On the second issue, theoretical dialogue cannot be permitted to tip the balance between discovery of unfamiliar writings and the reinterpretation of generally familiar works. René Wellek’s statement in Chapel Hill in 1958 is still valid: “In literary scholarship theory, criticism, and history collaborate to achieve its central task,” he declared in “The Crisis of Comparative Literature.” In literary criticism related to the national literatures there is more and more writing about less and less. There has occurred an arbitrary sanctification of certain writers to the exclusion of others just as worthy or more so. Authors like Flaubert, Richardson, Proust, Joyce, Sade, Brecht, and more recently Bataille seem to have been wrung dry, when yet another structuralist exegesis or mythopoetic deconstruction comes along. And when these overladen works are submitted to what is called “intertextuality” the resulting relationships are promiscuous and too often devoid of intellectual responsibility, for they make no effort to ascertain the historical, cultural, or even psychological validity of the juxtapositions. The theory of intertextuality is quite the opposite of comparative study in spite of the inclusion of some of these intertextual operations in Conference programs under the heading of Comparative Literature.

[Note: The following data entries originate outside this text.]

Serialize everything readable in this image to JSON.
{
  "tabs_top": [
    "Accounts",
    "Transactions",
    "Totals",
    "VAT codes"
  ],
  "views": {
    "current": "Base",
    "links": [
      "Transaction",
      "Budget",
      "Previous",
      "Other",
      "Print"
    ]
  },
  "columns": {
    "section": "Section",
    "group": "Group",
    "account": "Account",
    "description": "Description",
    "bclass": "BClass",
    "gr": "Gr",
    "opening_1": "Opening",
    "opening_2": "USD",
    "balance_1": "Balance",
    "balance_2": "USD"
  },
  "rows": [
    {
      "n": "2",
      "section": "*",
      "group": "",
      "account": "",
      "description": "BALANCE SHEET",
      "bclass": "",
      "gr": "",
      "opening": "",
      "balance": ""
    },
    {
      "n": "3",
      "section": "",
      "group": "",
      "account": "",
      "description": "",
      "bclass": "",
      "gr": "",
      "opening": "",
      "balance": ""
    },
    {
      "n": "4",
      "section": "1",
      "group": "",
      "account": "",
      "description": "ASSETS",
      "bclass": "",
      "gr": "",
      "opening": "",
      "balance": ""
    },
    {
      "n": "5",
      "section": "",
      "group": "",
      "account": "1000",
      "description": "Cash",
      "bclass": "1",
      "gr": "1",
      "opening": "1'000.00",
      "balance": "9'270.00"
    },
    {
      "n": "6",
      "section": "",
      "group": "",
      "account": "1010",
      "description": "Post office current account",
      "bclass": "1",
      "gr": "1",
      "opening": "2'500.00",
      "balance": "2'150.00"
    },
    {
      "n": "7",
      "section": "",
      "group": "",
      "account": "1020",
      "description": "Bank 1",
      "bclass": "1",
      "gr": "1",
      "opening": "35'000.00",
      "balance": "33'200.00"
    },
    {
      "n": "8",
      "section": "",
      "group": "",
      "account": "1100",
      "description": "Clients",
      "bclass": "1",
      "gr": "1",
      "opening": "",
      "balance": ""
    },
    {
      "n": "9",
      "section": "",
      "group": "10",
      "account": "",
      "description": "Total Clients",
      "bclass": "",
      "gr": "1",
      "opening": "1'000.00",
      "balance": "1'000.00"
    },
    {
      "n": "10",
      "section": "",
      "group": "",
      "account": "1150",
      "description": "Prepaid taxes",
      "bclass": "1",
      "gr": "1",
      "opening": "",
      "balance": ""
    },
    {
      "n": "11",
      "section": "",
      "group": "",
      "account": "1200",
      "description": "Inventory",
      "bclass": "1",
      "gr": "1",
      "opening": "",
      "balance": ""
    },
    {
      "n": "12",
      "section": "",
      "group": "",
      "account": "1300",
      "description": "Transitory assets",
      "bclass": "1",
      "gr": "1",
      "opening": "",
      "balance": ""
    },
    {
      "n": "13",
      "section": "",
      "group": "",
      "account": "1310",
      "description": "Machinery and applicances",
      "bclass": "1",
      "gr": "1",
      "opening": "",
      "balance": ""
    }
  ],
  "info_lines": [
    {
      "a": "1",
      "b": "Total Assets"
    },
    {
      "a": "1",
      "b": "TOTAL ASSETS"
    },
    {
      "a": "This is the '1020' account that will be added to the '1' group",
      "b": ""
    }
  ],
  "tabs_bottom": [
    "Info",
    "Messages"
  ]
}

In the theoretical writing of isolated analyses of immanent textual relationships, the process does not validate itself with fertile demonstrations of creative influences or anti-influences but is content with rapid name-droppings that reinforce the collage character of the juxtapositions. In opposition to the communicating vessels of Comparative Literature studies, eminent new theoreticians, situating themselves within the discipline of Comparative Literature, are committed to the structuralist principle which, according to Genette, distinguishes itself by its lack of consideration for sources and motives.

Many names have been given to our era; one of those I like best is Nathalie Sarraute’s “L’Ere du Soupçon.” Another fitting one might be “L’Ere du Collage.” Collage is the breakdown of interrelationships on all levels, whether ethnic, familial or societal. In the view of the late Roland Barthes, literature is part of that collage. It has no corporal, historical continuity but is the complex graph of the practice of writing. That is the lesson he preached on his entry into the College de France. Caution, it appears, must be taken to avoid the detection of “source” or “influence,” lest we fall into what Barthes has called “the myth of filiation.” But without that sense of filiation we might as well forget Comparative Literature. These intertextual investigations result in a paradoxical situation: fragmentation of knowledge in the very process of searching for a system. A monotonous chiming of “how does it function” never seems to come to grips with its own methodology of mythopoetic viewing of literature. Because if indeed, as some would have us believe, literature is only a complicated form of mythology, the identification of a myth demands the study of interrelationships of events and ensuing works, preliminary to the establishment of the collective base of a typology. The distancing of authors held together by natural associations and the substitution of forced juxtapositions to demonstrate an a priori theory rob literature of its coordinated contents. Let us be reminded of the observation of Northrop Frye in his article, “Literature as Context: Milton’s Lycidas,” which appears in the proceedings of that first meeting of the ICLA in Chapel Hill in 1958: “Where there is comparison there must be some standard by which we can distinguish what is actually comparable from what is analogous. You cannot just lump together an octopus and a spider and a string quartet.”

SOURCE: Balakian, Anna. “How and Why I Became a Comparatist,” in Building a Profession: Autobiographical Perspectives on the History of Comparative Literature in the United States, edited by Lionel Gossman and Mihai I. Spariosu (Albany, NY: State University of New York Press, 1994), pp. 75-87; this excerpt, pp. 84-85.